3 原告のビラ配布は、被告会社が非難する行為すなわち社員および家族に、会社に対する不信感を醸成させ、会社と社員の信頼関係を破壊し企業秩序紊乱を招く不都合な行為には該らない。

前項に述べたとおり原告は事実に基づいて批判をなしたものである。これに対して事実でもつて反論を加えず、強圧的な懲戒や厳重な処分をするというおどかしで禁止し、しかも配布者の内心の推量に当る「意図」というような認定をもつて禁圧することは、全体主義的権威のおしつけであり、企業利益のためには手段を選ばぬ思想統制のおしつけでもある。

紊乱を招くというが、秩序紊乱の概念すら多分に抽象的なものであり、かつ一方的判断のおそれがあるのに加え、本件の場合、未だ紊乱の事態はなんら発生しておらず、しかもそのような事態が発生する危険もないのに、たんに発生の可能性があるという一方的独断で、従業員の私生活中の行為まで無制限に規制することは許されない。

(三) 本件懲戒処分は思想、信条による不利益扱いであり、正当な組合活動に対する支配介入であるから、無効である。

(1) 昭和二六年関西電力発足より昭和四四年三月現在に至る間資本金一六億九、〇〇〇万円から、一、四三七億五、〇〇〇万円と実に八五倍の発展を遂げた。その内容をみると水・火力発電設備で二二八万KWが八二五万KW(約三・六倍)、逆に従業員数は二五、九三三人から二二、二四七人と約一四%減少し、こうして一人当りの販売電気量で二二万KWHが昭和四三年で一六七万KWH(約八倍)、純利益昭和二七年上期五億円が昭和四三年上期七一億円(約一四倍)と名実ともにわが国最大級のマンモス企業に成長した。そうしてその成長を支えたものは、なんといつても労働者に対する搾取の強化であつた。そのことは一人当りの販売電力量の増加や先にもふれた賃金の低下等によつても明らかである。

このような好業績を維持発展させるためには、会社としてもかつての電産労組のような戦闘的労働組合が育つのを絶対に防がねばならなかつたし、また真実を知らせ職場の要求を献身的に闘おうとしている共産党員やその同調者等の活動をなんとしても職場から排除することを必要とした。そして、この排除が完了するまでは職場大衆が何らの影響も受けることがないような対策を持つことこそ会社の最大の仕事であつた。

(2) このことは、太田垣社長当時より強調されていたし、すでにその頃より方針として共産党員および活動家は最終的に職場から排除すること、それまでの過程においては当人の孤立化を図り、このため警察や公安とも連絡をとり、会社内外にわたつての言動を把握し、たえず攻撃をかけていく等々が細かくきめられて実行されて来た。

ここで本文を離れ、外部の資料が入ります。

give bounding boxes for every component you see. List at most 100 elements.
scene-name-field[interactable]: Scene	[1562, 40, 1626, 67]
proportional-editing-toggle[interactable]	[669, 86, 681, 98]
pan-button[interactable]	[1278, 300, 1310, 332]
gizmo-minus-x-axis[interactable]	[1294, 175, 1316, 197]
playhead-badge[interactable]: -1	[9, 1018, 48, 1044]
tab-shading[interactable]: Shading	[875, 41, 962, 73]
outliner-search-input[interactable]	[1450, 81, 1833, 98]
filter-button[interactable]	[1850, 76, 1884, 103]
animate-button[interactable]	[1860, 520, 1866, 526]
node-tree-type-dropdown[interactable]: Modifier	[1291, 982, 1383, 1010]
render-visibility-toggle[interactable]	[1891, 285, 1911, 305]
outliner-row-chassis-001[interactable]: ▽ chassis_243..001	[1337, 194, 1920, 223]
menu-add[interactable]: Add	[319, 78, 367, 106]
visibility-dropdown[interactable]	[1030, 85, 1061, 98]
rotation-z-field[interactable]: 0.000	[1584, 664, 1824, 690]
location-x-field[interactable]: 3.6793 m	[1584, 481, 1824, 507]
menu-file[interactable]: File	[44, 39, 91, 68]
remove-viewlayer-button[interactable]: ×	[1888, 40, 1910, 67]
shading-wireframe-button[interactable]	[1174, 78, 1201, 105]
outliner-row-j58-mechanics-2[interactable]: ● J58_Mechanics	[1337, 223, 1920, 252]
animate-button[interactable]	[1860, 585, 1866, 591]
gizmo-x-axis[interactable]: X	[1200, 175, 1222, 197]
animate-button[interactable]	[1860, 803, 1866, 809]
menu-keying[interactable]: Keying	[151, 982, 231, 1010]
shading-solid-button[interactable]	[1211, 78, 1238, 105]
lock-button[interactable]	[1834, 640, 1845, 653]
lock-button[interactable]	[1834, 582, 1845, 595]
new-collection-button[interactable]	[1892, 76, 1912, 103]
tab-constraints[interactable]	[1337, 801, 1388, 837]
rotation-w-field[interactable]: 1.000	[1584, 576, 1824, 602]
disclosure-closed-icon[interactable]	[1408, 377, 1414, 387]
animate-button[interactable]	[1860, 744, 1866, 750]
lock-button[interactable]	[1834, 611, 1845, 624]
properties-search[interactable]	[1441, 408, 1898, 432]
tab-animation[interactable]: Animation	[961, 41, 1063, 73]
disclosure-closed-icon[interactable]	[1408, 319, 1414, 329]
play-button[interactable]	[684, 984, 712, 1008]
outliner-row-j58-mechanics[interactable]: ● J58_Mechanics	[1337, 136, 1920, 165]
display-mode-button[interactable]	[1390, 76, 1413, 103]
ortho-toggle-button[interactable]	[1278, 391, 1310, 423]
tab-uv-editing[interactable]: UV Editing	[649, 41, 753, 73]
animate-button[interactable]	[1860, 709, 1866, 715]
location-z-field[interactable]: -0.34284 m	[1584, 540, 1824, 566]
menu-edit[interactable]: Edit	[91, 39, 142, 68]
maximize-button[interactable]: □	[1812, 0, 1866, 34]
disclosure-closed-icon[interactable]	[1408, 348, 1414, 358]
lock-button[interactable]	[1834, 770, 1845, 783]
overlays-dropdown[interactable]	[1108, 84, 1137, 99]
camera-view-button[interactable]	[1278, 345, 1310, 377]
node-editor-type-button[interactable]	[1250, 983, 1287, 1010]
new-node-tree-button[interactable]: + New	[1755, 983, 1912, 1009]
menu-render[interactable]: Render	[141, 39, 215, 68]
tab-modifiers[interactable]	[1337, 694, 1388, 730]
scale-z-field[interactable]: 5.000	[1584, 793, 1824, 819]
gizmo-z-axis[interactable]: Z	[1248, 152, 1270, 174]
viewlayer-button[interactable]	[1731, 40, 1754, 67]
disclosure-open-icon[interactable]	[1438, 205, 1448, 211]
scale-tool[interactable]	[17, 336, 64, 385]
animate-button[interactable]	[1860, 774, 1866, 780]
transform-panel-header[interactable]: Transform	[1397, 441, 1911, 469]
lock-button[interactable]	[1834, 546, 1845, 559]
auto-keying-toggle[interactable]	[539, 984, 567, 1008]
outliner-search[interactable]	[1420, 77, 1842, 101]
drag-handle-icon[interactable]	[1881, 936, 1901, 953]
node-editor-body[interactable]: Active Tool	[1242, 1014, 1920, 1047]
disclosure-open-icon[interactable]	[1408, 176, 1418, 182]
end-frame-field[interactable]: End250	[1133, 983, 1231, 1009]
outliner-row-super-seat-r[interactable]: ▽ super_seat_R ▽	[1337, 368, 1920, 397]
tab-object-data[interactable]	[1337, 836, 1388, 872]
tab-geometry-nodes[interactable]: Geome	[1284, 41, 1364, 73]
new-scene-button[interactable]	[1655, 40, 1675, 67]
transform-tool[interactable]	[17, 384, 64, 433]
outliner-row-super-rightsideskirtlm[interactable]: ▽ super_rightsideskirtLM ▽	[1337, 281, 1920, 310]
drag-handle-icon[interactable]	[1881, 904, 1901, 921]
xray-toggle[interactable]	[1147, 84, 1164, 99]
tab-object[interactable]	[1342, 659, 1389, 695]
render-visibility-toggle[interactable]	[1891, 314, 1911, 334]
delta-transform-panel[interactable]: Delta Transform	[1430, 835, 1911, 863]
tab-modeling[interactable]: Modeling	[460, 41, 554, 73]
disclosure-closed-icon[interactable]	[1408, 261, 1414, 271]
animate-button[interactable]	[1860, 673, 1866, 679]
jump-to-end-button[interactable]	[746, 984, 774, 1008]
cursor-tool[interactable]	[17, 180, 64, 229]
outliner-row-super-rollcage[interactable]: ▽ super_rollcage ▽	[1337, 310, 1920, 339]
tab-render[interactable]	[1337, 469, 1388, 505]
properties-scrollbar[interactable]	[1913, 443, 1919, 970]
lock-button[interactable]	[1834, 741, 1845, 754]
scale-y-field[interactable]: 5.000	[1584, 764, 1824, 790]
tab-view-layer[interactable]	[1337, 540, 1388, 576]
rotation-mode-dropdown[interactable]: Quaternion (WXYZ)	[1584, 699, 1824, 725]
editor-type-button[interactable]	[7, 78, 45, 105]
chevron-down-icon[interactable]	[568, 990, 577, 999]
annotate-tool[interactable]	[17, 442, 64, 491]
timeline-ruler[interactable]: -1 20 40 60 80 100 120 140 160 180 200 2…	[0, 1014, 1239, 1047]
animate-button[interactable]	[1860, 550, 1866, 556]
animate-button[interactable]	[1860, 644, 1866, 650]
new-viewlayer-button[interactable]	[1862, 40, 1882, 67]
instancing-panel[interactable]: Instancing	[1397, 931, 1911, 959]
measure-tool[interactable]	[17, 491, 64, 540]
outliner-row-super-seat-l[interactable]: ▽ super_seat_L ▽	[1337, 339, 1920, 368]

ところが、一九六〇年安保闘争時より、これら活動家の層は広まり、職場における大衆の支持も強まつて労働組合の内部での勢力も前進していつた。

こういう中で一九七〇年の安保条約改訂期を前にし、会社としてはなりふりかまわぬ攻撃にうつらざるを得ない危機感をもつようになり、巧妙なやり方と併用して活動家に対する攻撃を加えてきた。差別、村八分、尾行や密告の奨励による私生活への干渉、転向の強要、ささいな誤りをとらえての懲戒等々最近急激にこれらのやり方が強まつた。

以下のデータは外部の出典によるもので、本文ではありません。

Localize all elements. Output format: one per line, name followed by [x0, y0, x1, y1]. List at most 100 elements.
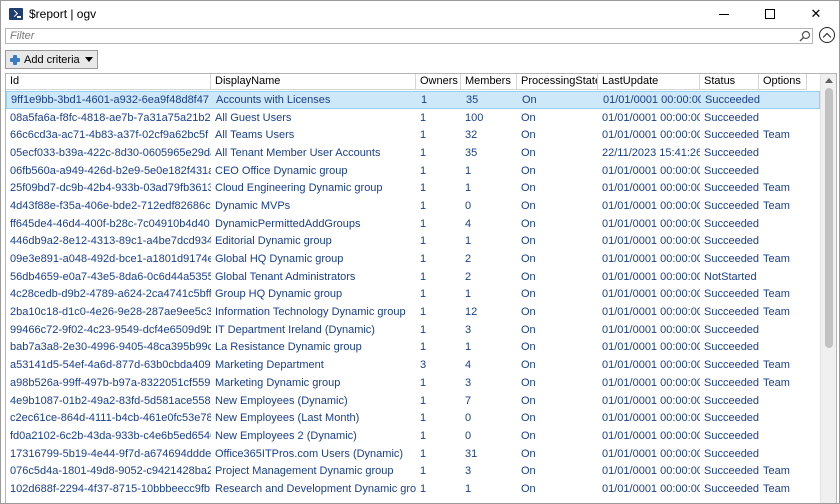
- column-header-processing-state[interactable]: ProcessingState: [517, 74, 598, 90]
- cell-owners: 1: [420, 164, 427, 177]
- table-row[interactable]: fd0a2102-6c2b-43da-933b-c4e6b5ed6546 New …: [6, 427, 820, 445]
- filter-row: [5, 27, 837, 44]
- search-icon[interactable]: [799, 30, 811, 42]
- cell-members: 3: [465, 323, 472, 336]
- cell-options: Team: [763, 482, 790, 495]
- table-row[interactable]: bab7a3a8-2e30-4996-9405-48ca395b99c6 La R…: [6, 339, 820, 357]
- column-header-last-update[interactable]: LastUpdate: [598, 74, 700, 90]
- chevron-down-icon: [84, 57, 93, 62]
- cell-processing-state: On: [521, 146, 536, 159]
- table-row[interactable]: 25f09bd7-dc9b-42b4-933b-03ad79fb3613 Clou…: [6, 179, 820, 197]
- cell-status: Succeeded: [704, 323, 759, 336]
- cell-display-name: Dynamic MVPs: [215, 199, 291, 212]
- cell-display-name: Marketing Department: [215, 359, 324, 372]
- collapse-filter-icon[interactable]: [819, 27, 835, 43]
- cell-display-name: Research and Development Dynamic group: [215, 482, 416, 495]
- table-row[interactable]: 4d43f88e-f35a-406e-bde2-712edf82686c Dyna…: [6, 197, 820, 215]
- cell-display-name: DynamicPermittedAddGroups: [215, 217, 361, 230]
- cell-id: 25f09bd7-dc9b-42b4-933b-03ad79fb3613: [10, 182, 211, 195]
- table-row[interactable]: c2ec61ce-864d-4111-b4cb-461e0fc53e78 New …: [6, 409, 820, 427]
- vertical-scrollbar[interactable]: [820, 74, 836, 503]
- cell-last-update: 01/01/0001 00:00:00: [602, 129, 700, 142]
- window-controls: ✕: [701, 1, 839, 27]
- cell-id: 17316799-5b19-4e44-9f7d-a674694dddeb: [10, 447, 211, 460]
- table-row[interactable]: 446db9a2-8e12-4313-89c1-a4be7dcd934e Edit…: [6, 233, 820, 251]
- cell-display-name: New Employees (Last Month): [215, 412, 360, 425]
- cell-status: Succeeded: [704, 394, 759, 407]
- table-row[interactable]: 076c5d4a-1801-49d8-9052-c9421428ba27 Proj…: [6, 462, 820, 480]
- cell-owners: 1: [420, 199, 427, 212]
- cell-members: 31: [465, 447, 478, 460]
- column-header-owners[interactable]: Owners: [416, 74, 461, 90]
- cell-id: c2ec61ce-864d-4111-b4cb-461e0fc53e78: [10, 412, 211, 425]
- table-row[interactable]: 99466c72-9f02-4c23-9549-dcf4e6509d9b IT D…: [6, 321, 820, 339]
- cell-processing-state: On: [521, 376, 536, 389]
- table-row[interactable]: 56db4659-e0a7-43e5-8da6-0c6d44a53551 Glob…: [6, 268, 820, 286]
- column-header-options[interactable]: Options: [759, 74, 807, 90]
- column-header-id[interactable]: Id: [6, 74, 211, 90]
- cell-last-update: 01/01/0001 00:00:00: [602, 447, 700, 460]
- column-header-display-name[interactable]: DisplayName: [211, 74, 416, 90]
- cell-processing-state: On: [521, 429, 536, 442]
- table-row[interactable]: 05ecf033-b39a-422c-8d30-0605965e29da All …: [6, 144, 820, 162]
- close-button[interactable]: ✕: [793, 1, 839, 27]
- cell-id: 4d43f88e-f35a-406e-bde2-712edf82686c: [10, 199, 211, 212]
- table-row[interactable]: ff645de4-46d4-400f-b28c-7c04910b4d40 Dyna…: [6, 215, 820, 233]
- scroll-thumb[interactable]: [825, 88, 833, 348]
- cell-status: Succeeded: [704, 217, 759, 230]
- cell-last-update: 01/01/0001 00:00:00: [602, 323, 700, 336]
- cell-last-update: 01/01/0001 00:00:00: [602, 412, 700, 425]
- cell-last-update: 01/01/0001 00:00:00: [602, 429, 700, 442]
- table-row[interactable]: 4e9b1087-01b2-49a2-83fd-5d581ace558b New …: [6, 392, 820, 410]
- cell-id: 2ba10c18-d1c0-4e26-9e28-287ae9ee5c34: [10, 306, 211, 319]
- table-row[interactable]: 102d688f-2294-4f37-8715-10bbbeecc9fb Rese…: [6, 480, 820, 498]
- cell-options: Team: [763, 199, 790, 212]
- cell-status: Succeeded: [704, 341, 759, 354]
- cell-last-update: 01/01/0001 00:00:00: [602, 199, 700, 212]
- table-row[interactable]: 06fb560a-a949-426d-b2e9-5e0e182f431a CEO …: [6, 162, 820, 180]
- minimize-button[interactable]: [701, 1, 747, 27]
- cell-id: a98b526a-99ff-497b-b97a-8322051cf559: [10, 376, 211, 389]
- cell-display-name: Office365ITPros.com Users (Dynamic): [215, 447, 404, 460]
- cell-id: ff645de4-46d4-400f-b28c-7c04910b4d40: [10, 217, 210, 230]
- cell-options: Team: [763, 182, 790, 195]
- cell-status: Succeeded: [704, 129, 759, 142]
- add-criteria-button[interactable]: Add criteria: [5, 50, 98, 69]
- cell-display-name: All Tenant Member User Accounts: [215, 146, 381, 159]
- column-header-status[interactable]: Status: [700, 74, 759, 90]
- cell-last-update: 01/01/0001 00:00:00: [602, 394, 700, 407]
- table-row[interactable]: a98b526a-99ff-497b-b97a-8322051cf559 Mark…: [6, 374, 820, 392]
- table-row[interactable]: 08a5fa6a-f8fc-4818-ae7b-7a31a75a21b2 All …: [6, 109, 820, 127]
- results-grid: Id DisplayName Owners Members ProcessingStat…: [5, 73, 837, 503]
- cell-owners: 1: [420, 235, 427, 248]
- cell-display-name: New Employees 2 (Dynamic): [215, 429, 357, 442]
- cell-options: Team: [763, 359, 790, 372]
- cell-processing-state: On: [521, 465, 536, 478]
- cell-display-name: All Teams Users: [215, 129, 295, 142]
- cell-members: 1: [465, 341, 472, 354]
- filter-input[interactable]: [5, 28, 813, 44]
- maximize-button[interactable]: [747, 1, 793, 27]
- cell-last-update: 01/01/0001 00:00:00: [602, 288, 700, 301]
- cell-status: Succeeded: [704, 182, 759, 195]
- cell-status: Succeeded: [704, 447, 759, 460]
- table-row[interactable]: 17316799-5b19-4e44-9f7d-a674694dddeb Offi…: [6, 445, 820, 463]
- cell-members: 0: [465, 429, 472, 442]
- table-row[interactable]: 4c28cedb-d9b2-4789-a624-2ca4741c5bff Grou…: [6, 286, 820, 304]
- table-row[interactable]: 66c6cd3a-ac71-4b83-a37f-02cf9a62bc5f All …: [6, 126, 820, 144]
- cell-owners: 1: [420, 270, 427, 283]
- scroll-up-icon[interactable]: [825, 78, 833, 83]
- cell-members: 1: [465, 182, 472, 195]
- cell-id: 4e9b1087-01b2-49a2-83fd-5d581ace558b: [10, 394, 211, 407]
- cell-processing-state: On: [521, 129, 536, 142]
- cell-processing-state: On: [522, 93, 537, 106]
- column-header-members[interactable]: Members: [461, 74, 517, 90]
- cell-last-update: 01/01/0001 00:00:00: [602, 376, 700, 389]
- cell-owners: 1: [420, 394, 427, 407]
- table-row[interactable]: 2ba10c18-d1c0-4e26-9e28-287ae9ee5c34 Info…: [6, 303, 820, 321]
- cell-members: 3: [465, 465, 472, 478]
- cell-status: Succeeded: [704, 376, 759, 389]
- table-row[interactable]: a53141d5-54ef-4a6d-877d-63b0cbda409f Mark…: [6, 356, 820, 374]
- table-row[interactable]: 9ff1e9bb-3bd1-4601-a932-6ea9f48d8f47 Acco…: [6, 91, 820, 109]
- table-row[interactable]: 09e3e891-a048-492d-bce1-a1801d9174e5 Glob…: [6, 250, 820, 268]
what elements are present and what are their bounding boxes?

(3) 昭和四四年一月二九日付社長室担当支配人通達および兵庫火力事務所長達示は、ともに本件ビラ配布を非難したものであるが、職制が全員を集めて威圧に満ちたやり方でこれらを伝達し、兵庫火力管内においてはこれを印刷して一人一人の姓名まで書きこんだ文書として手渡し、受領印まで捺印させるというおよそ例をみない伝達方法がとられた。これは会社が、活動家に対してはこれ程の強い態度で臨むことを脅迫的に全従業員に示したものであり、その意味で原告に対する処分も従業員に対するみせしめでもあつた。どの職場あるいは社宅等においても、労働組合、自治会、サークルの印刷物やビラ等が数多く配布されており、伝達の方法にはこと欠かない状態であるにも拘らず、今回の場合のみ、会社が、いまだかつてない前記の伝達方法をとり、殊更、問題を重大化させたことは明らかに共産党ないしはその同調者の思想、行動を嫌悪した会社の不当な不利益取扱いである。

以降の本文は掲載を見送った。